Transparency feels like a necessary but insufficient step. Monitoring winners and losers doesn’t change behavior on its own. What are steps two and three?

Sayeh Nikpay

Those are genuinely the hard parts. The Minnesota transparency report gives us a useful window. Last year, Minnesota providers — predominantly hospitals — took in roughly $3 billion in revenue from patients and payers for 340B drugs, spent about $1.53 billion acquiring those drugs, and after $165 million in administrative costs, netted approximately $1.34 billion in profit. The question — and this is really the crux of the paper I wrote — is what states should do with that information.

There are a few paths. States can move to prevent 340B covered entities from charging Medicaid more than their actual acquisition costs for 340B drugs — something New York, California, and several other states have already done. Alternatively, states could tax that spread revenue and redistribute it to safety-net providers that are genuinely struggling. In Minnesota, for example, covered entities were found to be charging the state roughly $90 million more than their 340B acquisition costs for Medicaid drugs. You could ask: should that $90 million continue flowing to covered entities, or could it be redirected to a public hospital like Hennepin County Medical Center, to FQHCs, to local health departments? Those are legitimately hard political decisions, and they’re complicated further by the federal-state cost-sharing structure of Medicaid. In Minnesota, the federal government covers roughly half of Medicaid costs — which means that every dollar of 340B spread revenue allowed by the state is effectively subsidized at 50 cents on the dollar by federal taxpayers.

Stephen Parente

The margins here are striking. Hospitals typically operate on margins of four to five percent. The pharmacy revenue generated through 340B is substantially above that.

Sayeh Nikpay

That’s exactly right — and hospital administrators will tell you openly that pharmacy is one of the only service lines that is consistently in the black. I understand why that’s so valuable to a hospital system. But the program was not designed to subsidize the buy-and-bill process for drugs across a commercially insured patient population. It was designed to address a very specific problem: people who can’t afford their medications and lack adequate coverage.

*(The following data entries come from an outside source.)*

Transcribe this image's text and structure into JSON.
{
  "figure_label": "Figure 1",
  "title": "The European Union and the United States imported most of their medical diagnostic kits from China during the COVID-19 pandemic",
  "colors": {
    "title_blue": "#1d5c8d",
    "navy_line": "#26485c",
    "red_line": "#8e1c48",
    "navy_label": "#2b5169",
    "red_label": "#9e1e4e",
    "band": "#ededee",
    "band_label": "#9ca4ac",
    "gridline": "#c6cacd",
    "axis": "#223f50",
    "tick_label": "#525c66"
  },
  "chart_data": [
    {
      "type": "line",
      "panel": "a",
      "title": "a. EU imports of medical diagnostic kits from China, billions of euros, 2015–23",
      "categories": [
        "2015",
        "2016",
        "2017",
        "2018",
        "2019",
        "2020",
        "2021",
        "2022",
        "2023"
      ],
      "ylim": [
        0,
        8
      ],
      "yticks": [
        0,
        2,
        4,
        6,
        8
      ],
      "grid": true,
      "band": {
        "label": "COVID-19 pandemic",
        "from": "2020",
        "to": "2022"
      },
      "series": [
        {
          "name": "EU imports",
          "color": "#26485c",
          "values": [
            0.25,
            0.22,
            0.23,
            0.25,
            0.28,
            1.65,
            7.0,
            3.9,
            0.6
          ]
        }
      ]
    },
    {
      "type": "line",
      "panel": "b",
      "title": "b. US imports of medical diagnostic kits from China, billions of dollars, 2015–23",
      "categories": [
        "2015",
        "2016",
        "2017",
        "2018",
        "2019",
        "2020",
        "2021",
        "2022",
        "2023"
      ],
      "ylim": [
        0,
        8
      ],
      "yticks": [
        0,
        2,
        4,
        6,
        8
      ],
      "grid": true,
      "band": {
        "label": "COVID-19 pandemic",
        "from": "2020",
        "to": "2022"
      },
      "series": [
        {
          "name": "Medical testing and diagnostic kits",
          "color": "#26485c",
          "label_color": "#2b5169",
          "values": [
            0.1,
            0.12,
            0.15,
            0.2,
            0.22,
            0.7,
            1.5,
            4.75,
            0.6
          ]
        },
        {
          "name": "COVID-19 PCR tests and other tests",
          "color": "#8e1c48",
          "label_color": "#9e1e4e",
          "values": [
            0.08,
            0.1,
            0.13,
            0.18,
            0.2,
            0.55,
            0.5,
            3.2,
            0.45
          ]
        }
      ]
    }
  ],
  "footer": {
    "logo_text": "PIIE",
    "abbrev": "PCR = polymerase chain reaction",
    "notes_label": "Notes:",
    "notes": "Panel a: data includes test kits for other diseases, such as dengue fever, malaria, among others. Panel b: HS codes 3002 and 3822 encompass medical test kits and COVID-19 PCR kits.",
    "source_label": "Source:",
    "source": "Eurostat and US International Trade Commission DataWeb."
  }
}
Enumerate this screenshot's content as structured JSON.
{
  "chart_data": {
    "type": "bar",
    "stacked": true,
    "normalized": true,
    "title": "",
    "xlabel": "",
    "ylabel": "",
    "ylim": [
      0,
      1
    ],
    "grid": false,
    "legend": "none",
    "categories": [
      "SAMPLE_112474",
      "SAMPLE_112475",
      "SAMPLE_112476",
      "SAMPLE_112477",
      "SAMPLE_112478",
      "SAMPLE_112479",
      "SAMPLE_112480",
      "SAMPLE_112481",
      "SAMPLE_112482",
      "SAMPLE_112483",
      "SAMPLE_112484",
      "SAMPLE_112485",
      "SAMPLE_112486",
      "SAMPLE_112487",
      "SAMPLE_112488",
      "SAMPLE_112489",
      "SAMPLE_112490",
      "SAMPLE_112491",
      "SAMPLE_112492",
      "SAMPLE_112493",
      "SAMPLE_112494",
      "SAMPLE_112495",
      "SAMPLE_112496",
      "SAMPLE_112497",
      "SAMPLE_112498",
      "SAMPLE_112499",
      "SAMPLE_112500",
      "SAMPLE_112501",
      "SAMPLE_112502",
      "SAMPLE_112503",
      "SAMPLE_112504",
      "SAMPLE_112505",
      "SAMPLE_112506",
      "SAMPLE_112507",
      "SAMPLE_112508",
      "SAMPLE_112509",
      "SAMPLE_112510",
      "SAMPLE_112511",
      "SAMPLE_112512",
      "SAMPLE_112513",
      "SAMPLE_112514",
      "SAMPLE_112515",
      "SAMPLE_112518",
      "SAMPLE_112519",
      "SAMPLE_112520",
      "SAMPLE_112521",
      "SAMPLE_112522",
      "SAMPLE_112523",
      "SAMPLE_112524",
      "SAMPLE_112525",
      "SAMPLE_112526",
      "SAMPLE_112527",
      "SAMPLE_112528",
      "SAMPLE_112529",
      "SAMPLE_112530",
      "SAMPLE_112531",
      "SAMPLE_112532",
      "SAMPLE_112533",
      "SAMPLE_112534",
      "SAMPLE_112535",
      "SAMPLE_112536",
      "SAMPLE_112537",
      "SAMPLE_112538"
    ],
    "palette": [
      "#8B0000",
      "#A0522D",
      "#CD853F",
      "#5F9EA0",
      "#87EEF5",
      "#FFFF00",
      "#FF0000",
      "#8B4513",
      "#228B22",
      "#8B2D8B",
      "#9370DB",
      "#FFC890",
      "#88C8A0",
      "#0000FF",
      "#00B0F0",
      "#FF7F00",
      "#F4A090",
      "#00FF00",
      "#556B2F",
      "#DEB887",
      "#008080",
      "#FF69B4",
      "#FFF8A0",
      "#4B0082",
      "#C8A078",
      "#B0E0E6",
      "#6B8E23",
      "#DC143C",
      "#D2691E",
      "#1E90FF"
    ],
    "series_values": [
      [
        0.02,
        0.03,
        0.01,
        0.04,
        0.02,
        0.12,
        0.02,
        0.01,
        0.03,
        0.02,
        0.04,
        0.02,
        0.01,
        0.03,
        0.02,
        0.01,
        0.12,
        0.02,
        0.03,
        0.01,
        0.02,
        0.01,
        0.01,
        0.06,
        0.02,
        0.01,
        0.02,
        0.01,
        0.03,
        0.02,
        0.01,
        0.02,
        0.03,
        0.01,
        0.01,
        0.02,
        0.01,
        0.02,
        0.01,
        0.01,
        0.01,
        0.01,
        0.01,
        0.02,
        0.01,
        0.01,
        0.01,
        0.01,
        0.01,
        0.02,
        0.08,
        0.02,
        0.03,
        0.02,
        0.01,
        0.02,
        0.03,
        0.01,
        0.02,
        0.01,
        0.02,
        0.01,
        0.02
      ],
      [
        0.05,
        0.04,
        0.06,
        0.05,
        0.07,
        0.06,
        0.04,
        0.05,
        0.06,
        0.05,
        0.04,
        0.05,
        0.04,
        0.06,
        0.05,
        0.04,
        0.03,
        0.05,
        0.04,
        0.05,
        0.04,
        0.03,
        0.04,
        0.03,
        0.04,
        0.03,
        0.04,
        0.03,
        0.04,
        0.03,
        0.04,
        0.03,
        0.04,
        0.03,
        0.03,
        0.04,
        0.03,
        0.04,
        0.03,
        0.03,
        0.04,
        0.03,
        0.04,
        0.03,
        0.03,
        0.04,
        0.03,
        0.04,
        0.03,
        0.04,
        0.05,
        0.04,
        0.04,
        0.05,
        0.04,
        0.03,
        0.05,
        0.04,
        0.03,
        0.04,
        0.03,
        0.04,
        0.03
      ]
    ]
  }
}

There’s a wide spectrum of who benefits and by how much. And I think before policymakers consider additional government subsidies for hospitals — whether through higher Medicaid rates or otherwise — we have to honestly account for what is already being provided through this less visible channel.

Thomas Gunderson

This has been a genuinely illuminating conversation. Thank you for your ability to make something this complex feel understandable.

Sayeh Nikpay

Thank you — I’m glad it landed. It really is a fascinating program, even if “340B” is one of the least compelling names in healthcare policy. It’s named for the section of the Public Health Service Act it sits in, which doesn’t exactly invite curiosity. But the substance underneath it matters enormously, and I’ve found it endlessly interesting to work on. Ultimately, Reena Conti — a colleague who studies this area closely — put it best: whenever we think about reforming 340B, patients have to come first. That’s been my guiding principle ever since.